Are sequentially rolled in the width direction by various forming roll groups 70 to 77, and the both edges of the tubular composite sheet 1'which is passed through the welding induction coil and rolled into a tubular shape are welded to manufacture the heat transfer tube 11.

Finally, the heat transfer tube 11 is formed into a heat transfer tube having an outer diameter of 9.53 mm and a substantially circular cross section by using appropriate shaping rolls 78 and 79 or by guiding to a die (not shown) and cold drawing.

By the above manufacturing method, as shown in FIG. 3, a heat transfer tube 11 having a diamond-shaped fine irregularity 12 on the inner peripheral wall surface and having excellent heat transfer properties for promoting boiling and condensation of a medium liquid such as Freon is manufactured. be able to. Further, according to the manufacturing method of the above-mentioned embodiment, as compared with the conventional method of gluing the mesh on the inner wall surface of the tube, it is possible to mass-produce the heat transfer tube having a thinner wall and a smaller diameter at low cost, and the iron-based alloy and other solid materials. Even when the heat transfer tube is manufactured by, the irregularities can be formed extremely easily.

In the method of the present invention, the shape of the mesh is not particularly limited.
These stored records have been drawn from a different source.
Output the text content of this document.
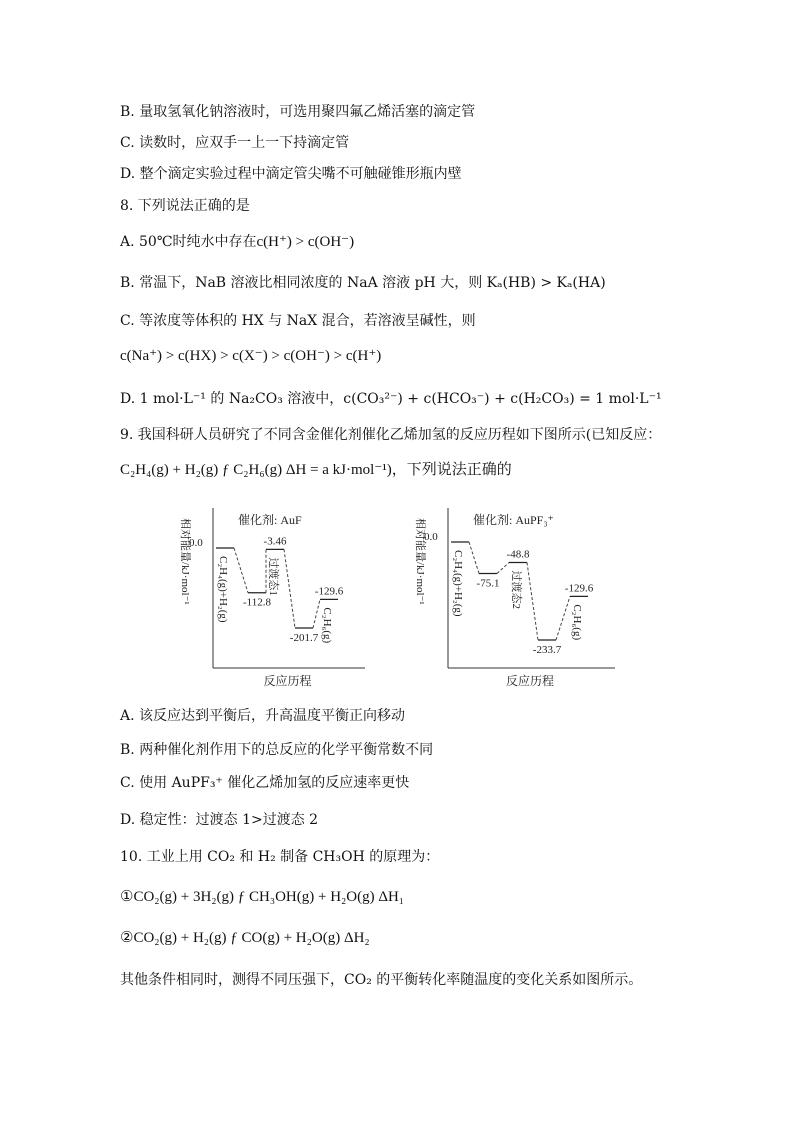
B. 量取氢氧化钠溶液时，可选用聚四氟乙烯活塞的滴定管
C. 读数时，应双手一上一下持滴定管
D. 整个滴定实验过程中滴定管尖嘴不可触碰锥形瓶内壁
8. 下列说法正确的是
A. 50℃时纯水中存在c(H⁺) > c(OH⁻)
B. 常温下，NaB 溶液比相同浓度的 NaA 溶液 pH 大，则 Kₐ(HB) > Kₐ(HA)
C. 等浓度等体积的 HX 与 NaX 混合，若溶液呈碱性，则
c(Na⁺) > c(HX) > c(X⁻) > c(OH⁻) > c(H⁺)
D. 1 mol·L⁻¹ 的 Na₂CO₃ 溶液中，c(CO₃²⁻) + c(HCO₃⁻) + c(H₂CO₃) = 1 mol·L⁻¹
9. 我国科研人员研究了不同含金催化剂催化乙烯加氢的反应历程如下图所示(已知反应：
C₂H₄(g) + H₂(g) ƒ C₂H₆(g) ΔH = a kJ·mol⁻¹)，下列说法正确的
相对能量/kJ·mol⁻¹
反应历程
催化剂: AuF
0.0
C₂H₄(g)+H₂(g) -112.8
-3.46
过渡态1
-201.7
-129.6
C₂H₆(g)
相对能量/kJ·mol⁻¹
反应历程
催化剂: AuPF₃⁺
0.0
C₂H₄(g)+H₂(g) -75.1
-48.8
过渡态2
-233.7
-129.6
C₂H₆(g)
A. 该反应达到平衡后，升高温度平衡正向移动
B. 两种催化剂作用下的总反应的化学平衡常数不同
C. 使用 AuPF₃⁺ 催化乙烯加氢的反应速率更快
D. 稳定性：过渡态 1>过渡态 2
10. 工业上用 CO₂ 和 H₂ 制备 CH₃OH 的原理为：
①CO₂(g) + 3H₂(g) ƒ CH₃OH(g) + H₂O(g) ΔH₁
②CO₂(g) + H₂(g) ƒ CO(g) + H₂O(g) ΔH₂
其他条件相同时，测得不同压强下，CO₂ 的平衡转化率随温度的变化关系如图所示。
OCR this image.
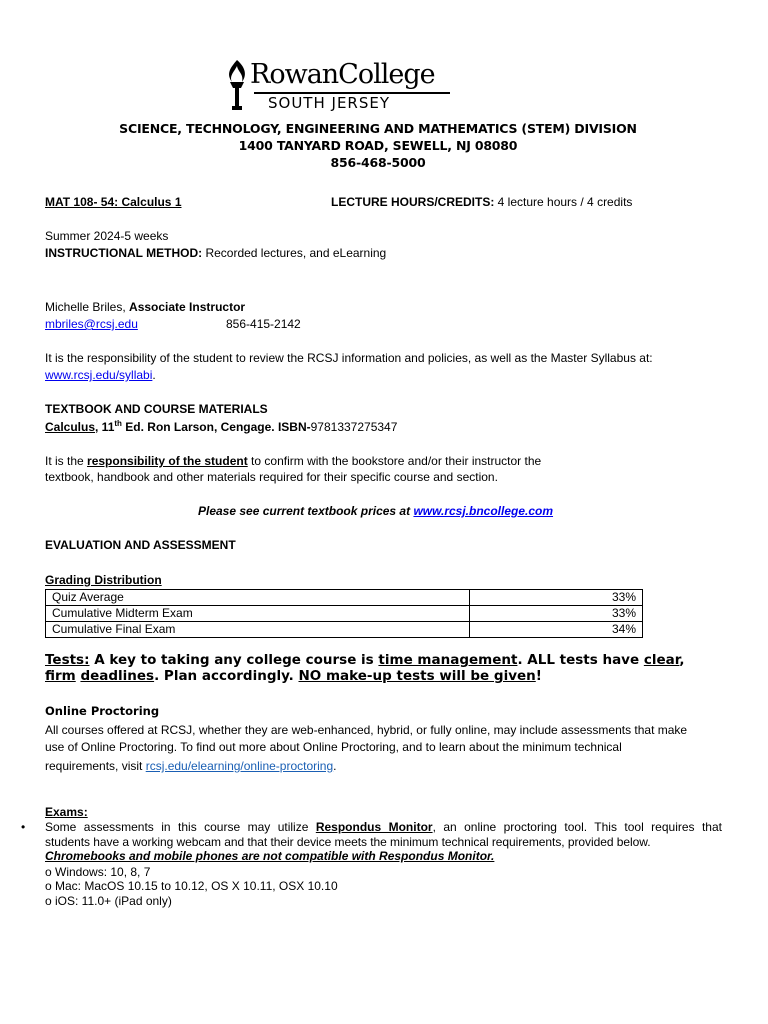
RowanCollege
SOUTH JERSEY
SCIENCE, TECHNOLOGY, ENGINEERING AND MATHEMATICS (STEM) DIVISION
1400 TANYARD ROAD, SEWELL, NJ 08080
856-468-5000
MAT 108- 54: Calculus 1	LECTURE HOURS/CREDITS: 4 lecture hours / 4 credits
Summer 2024-5 weeks
INSTRUCTIONAL METHOD: Recorded lectures, and eLearning
Michelle Briles, Associate Instructor
mbriles@rcsj.edu	856-415-2142
It is the responsibility of the student to review the RCSJ information and policies, as well as the Master Syllabus at:
www.rcsj.edu/syllabi.
TEXTBOOK AND COURSE MATERIALS
Calculus, 11th Ed. Ron Larson, Cengage. ISBN-9781337275347
It is the responsibility of the student to confirm with the bookstore and/or their instructor the
textbook, handbook and other materials required for their specific course and section.
Please see current textbook prices at www.rcsj.bncollege.com
EVALUATION AND ASSESSMENT
Grading Distribution
Quiz Average	33%
Cumulative Midterm Exam	33%
Cumulative Final Exam	34%
Tests: A key to taking any college course is time management. ALL tests have clear,
firm deadlines. Plan accordingly. NO make-up tests will be given!
Online Proctoring
All courses offered at RCSJ, whether they are web-enhanced, hybrid, or fully online, may include assessments that make
use of Online Proctoring. To find out more about Online Proctoring, and to learn about the minimum technical
requirements, visit rcsj.edu/elearning/online-proctoring.
Exams:
• Some assessments in this course may utilize Respondus Monitor, an online proctoring tool. This tool requires that
students have a working webcam and that their device meets the minimum technical requirements, provided below.
Chromebooks and mobile phones are not compatible with Respondus Monitor.
o Windows: 10, 8, 7
o Mac: MacOS 10.15 to 10.12, OS X 10.11, OSX 10.10
o iOS: 11.0+ (iPad only)
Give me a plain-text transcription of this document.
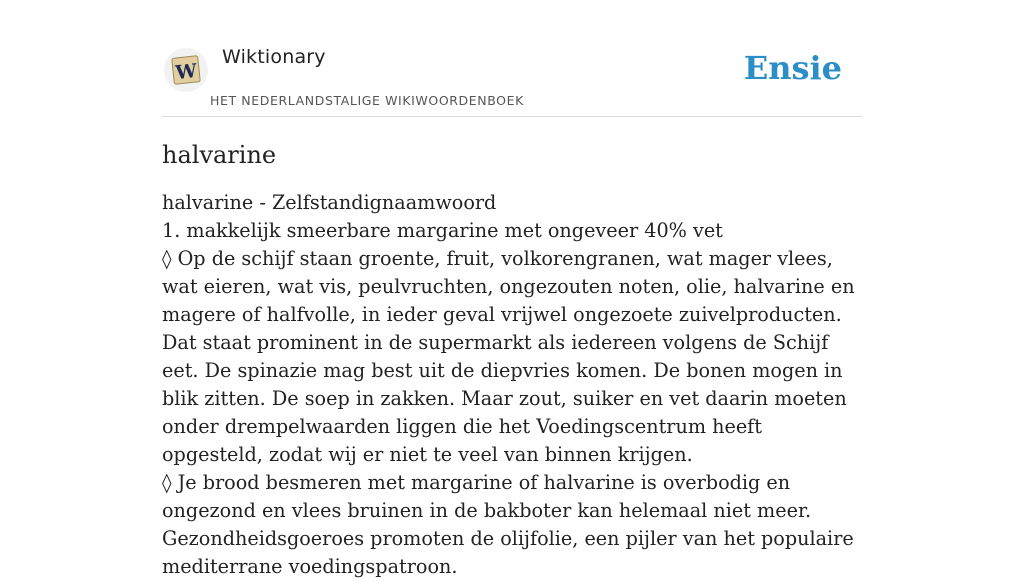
W
Wiktionary
HET NEDERLANDSTALIGE WIKIWOORDENBOEK
Ensie
halvarine

halvarine - Zelfstandignaamwoord

1. makkelijk smeerbare margarine met ongeveer 40% vet

◊ Op de schijf staan groente, fruit, volkorengranen, wat mager vlees, wat eieren, wat vis, peulvruchten, ongezouten noten, olie, halvarine en magere of halfvolle, in ieder geval vrijwel ongezoete zuivelproducten. Dat staat prominent in de supermarkt als iedereen volgens de Schijf eet. De spinazie mag best uit de diepvries komen. De bonen mogen in blik zitten. De soep in zakken. Maar zout, suiker en vet daarin moeten onder drempelwaarden liggen die het Voedingscentrum heeft opgesteld, zodat wij er niet te veel van binnen krijgen.

◊ Je brood besmeren met margarine of halvarine is overbodig en ongezond en vlees bruinen in de bakboter kan helemaal niet meer. Gezondheidsgoeroes promoten de olijfolie, een pijler van het populaire mediterrane voedingspatroon.
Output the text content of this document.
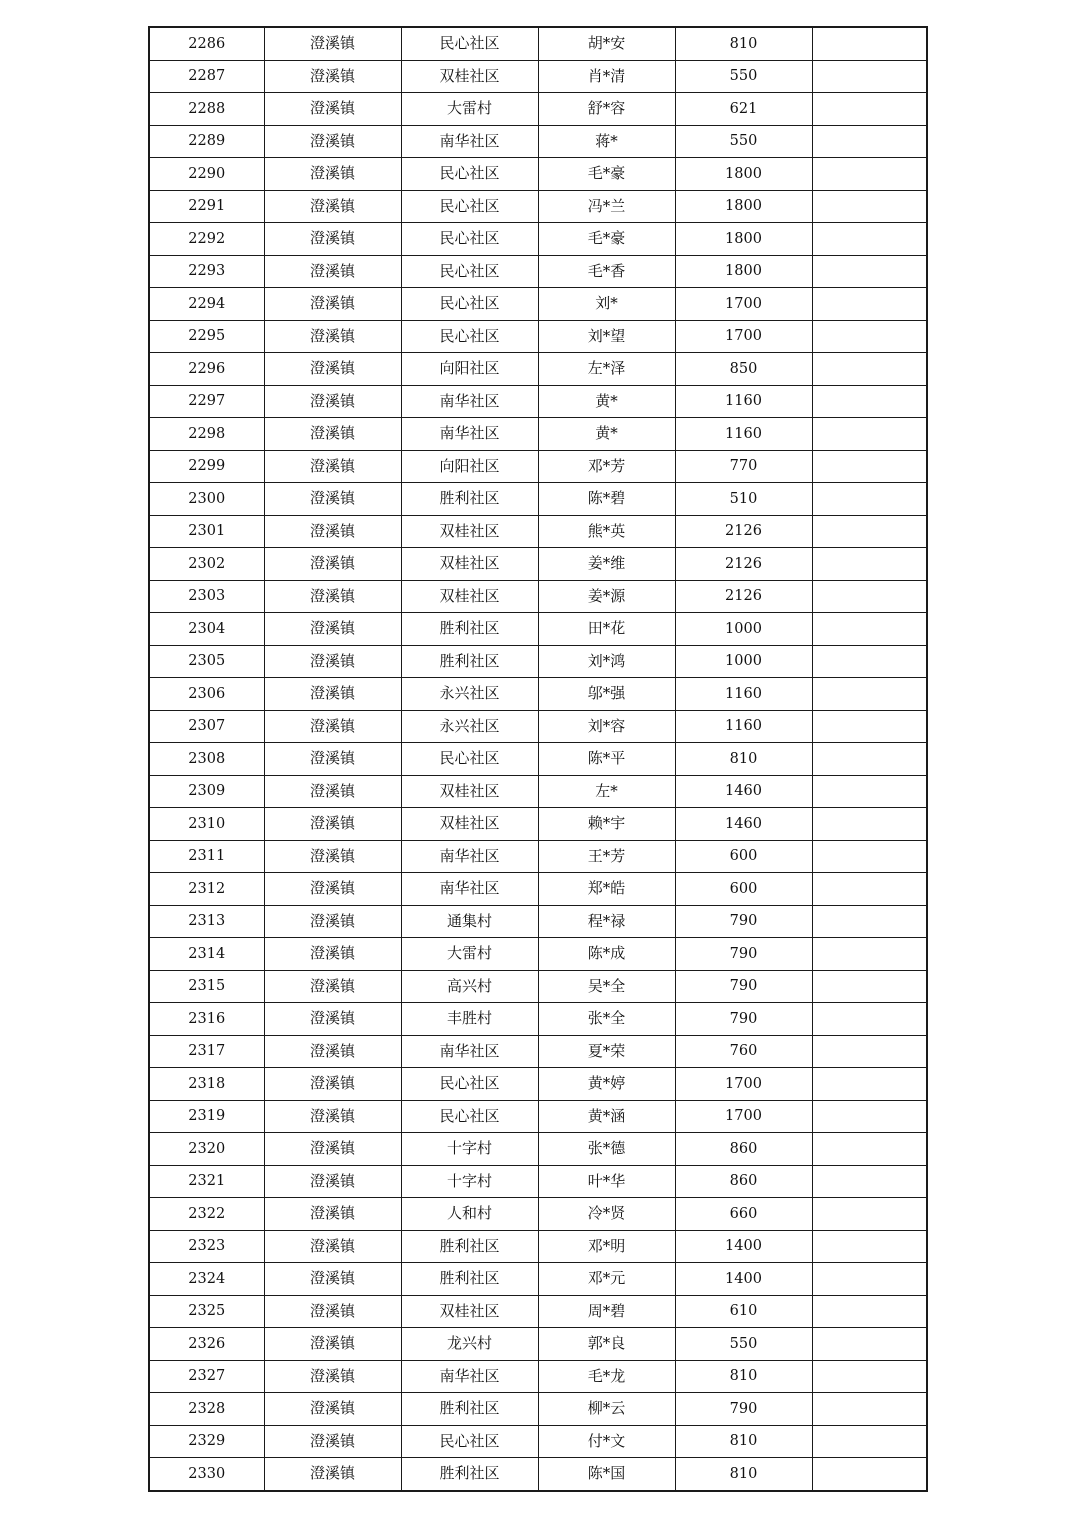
2286	澄溪镇	民心社区	胡*安	810	
2287	澄溪镇	双桂社区	肖*清	550	
2288	澄溪镇	大雷村	舒*容	621	
2289	澄溪镇	南华社区	蒋*	550	
2290	澄溪镇	民心社区	毛*豪	1800	
2291	澄溪镇	民心社区	冯*兰	1800	
2292	澄溪镇	民心社区	毛*豪	1800	
2293	澄溪镇	民心社区	毛*香	1800	
2294	澄溪镇	民心社区	刘*	1700	
2295	澄溪镇	民心社区	刘*望	1700	
2296	澄溪镇	向阳社区	左*泽	850	
2297	澄溪镇	南华社区	黄*	1160	
2298	澄溪镇	南华社区	黄*	1160	
2299	澄溪镇	向阳社区	邓*芳	770	
2300	澄溪镇	胜利社区	陈*碧	510	
2301	澄溪镇	双桂社区	熊*英	2126	
2302	澄溪镇	双桂社区	姜*维	2126	
2303	澄溪镇	双桂社区	姜*源	2126	
2304	澄溪镇	胜利社区	田*花	1000	
2305	澄溪镇	胜利社区	刘*鸿	1000	
2306	澄溪镇	永兴社区	邬*强	1160	
2307	澄溪镇	永兴社区	刘*容	1160	
2308	澄溪镇	民心社区	陈*平	810	
2309	澄溪镇	双桂社区	左*	1460	
2310	澄溪镇	双桂社区	赖*宇	1460	
2311	澄溪镇	南华社区	王*芳	600	
2312	澄溪镇	南华社区	郑*皓	600	
2313	澄溪镇	通集村	程*禄	790	
2314	澄溪镇	大雷村	陈*成	790	
2315	澄溪镇	高兴村	吴*全	790	
2316	澄溪镇	丰胜村	张*全	790	
2317	澄溪镇	南华社区	夏*荣	760	
2318	澄溪镇	民心社区	黄*婷	1700	
2319	澄溪镇	民心社区	黄*涵	1700	
2320	澄溪镇	十字村	张*德	860	
2321	澄溪镇	十字村	叶*华	860	
2322	澄溪镇	人和村	冷*贤	660	
2323	澄溪镇	胜利社区	邓*明	1400	
2324	澄溪镇	胜利社区	邓*元	1400	
2325	澄溪镇	双桂社区	周*碧	610	
2326	澄溪镇	龙兴村	郭*良	550	
2327	澄溪镇	南华社区	毛*龙	810	
2328	澄溪镇	胜利社区	柳*云	790	
2329	澄溪镇	民心社区	付*文	810	
2330	澄溪镇	胜利社区	陈*国	810	
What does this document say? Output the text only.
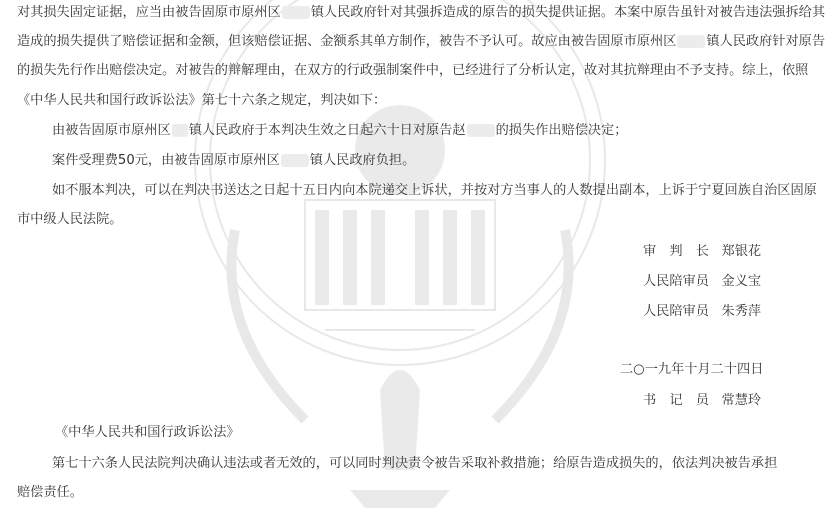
对其损失固定证据，应当由被告固原市原州区 镇人民政府针对其强拆造成的原告的损失提供证据。本案中原告虽针对被告违法强拆给其
造成的损失提供了赔偿证据和金额，但该赔偿证据、金额系其单方制作，被告不予认可。故应由被告固原市原州区 镇人民政府针对原告
的损失先行作出赔偿决定。对被告的辩解理由，在双方的行政强制案件中，已经进行了分析认定，故对其抗辩理由不予支持。综上，依照
《中华人民共和国行政诉讼法》第七十六条之规定，判决如下：
由被告固原市原州区 镇人民政府于本判决生效之日起六十日对原告赵 的损失作出赔偿决定；
案件受理费50元，由被告固原市原州区 镇人民政府负担。
如不服本判决，可以在判决书送达之日起十五日内向本院递交上诉状，并按对方当事人的人数提出副本，上诉于宁夏回族自治区固原
市中级人民法院。
审　判　长 郑银花
人民陪审员 金义宝
人民陪审员 朱秀萍
二○一九年十月二十四日
书　记　员 常慧玲
《中华人民共和国行政诉讼法》
第七十六条人民法院判决确认违法或者无效的，可以同时判决责令被告采取补救措施；给原告造成损失的，依法判决被告承担
赔偿责任。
Further, instead of the mesh 3, a porous sheet in which fine holes are densely formed can be used, and the low melting point alloy 2
Instead of partially interposing between the metal strip 1 and the mesh 3 or the perforated sheet, a low melting point alloy 2 having the same width as the strip 1 is used, and the entire surface between the both 1 and 2 is used. Low melting point alloy 2
It is also possible to implement even if it is configured to intervene.

Further, the mesh 3 and the like can be fixed on both surfaces of the metal strip 1, and in order to fix the mesh 3 and the like on the surface of the metal strip 1, instead of using the low melting point alloy as described above, The mesh 3 or the like can be fixed to the strip 1 by spot welding.

Further, the means for rolling the metal strip 1 on which the mesh 3 or the like is fixed is not limited to the configuration of the above-described embodiment, and the means for welding both edges of the metal strip 1 is not limited to the high frequency induction welding as described above, and other known methods are known. A welding method is preferably used.

[Advantages of the Invention] According to the method of the present invention, it is possible to mass-produce a heat transfer tube having a fine diameter and a fine mesh due to a mesh or a porous sheet on the inner surface, and having a smaller diameter and a thinner wall at low cost. Even when a heat pipe is manufactured, it is possible to easily form irregularities on the inner peripheral surface or the outer peripheral surface thereof.

[Brief description of drawings]

FIG. 1 is a schematic perspective view showing a manufacturing process of a heat transfer tube in an embodiment of the method of the present invention, FIG. 2 is a partial plan view showing an arrangement of a low melting point alloy with respect to a metal strip plate in the embodiment of FIG. The drawing is a partially enlarged sectional view of the heat transfer tube manufactured in the embodiment of FIG. DESCRIPTION OF SYMBOLS IN MAIN FIGURES 1 is a metal strip, 1'is a composite sheet, 11 is a manufactured heat transfer tube, 2 is a low melting point alloy, 3 is a mesh, 10, 20 and 30 are uncoilers, 4 is a feeding roll, 5 Is a pressure roll, 6 is a heating furnace, 70 to 77 are forming rolls, and 9 is an induction coil.

Claims (1)

[Claims] 1. A step of fixing a mesh or a porous sheet with a melted low melting point alloy on one or both sides of a metal strip, and rolling the metal strip in the width direction to weld both edges of the strip. And a step of manufacturing the heat transfer tube.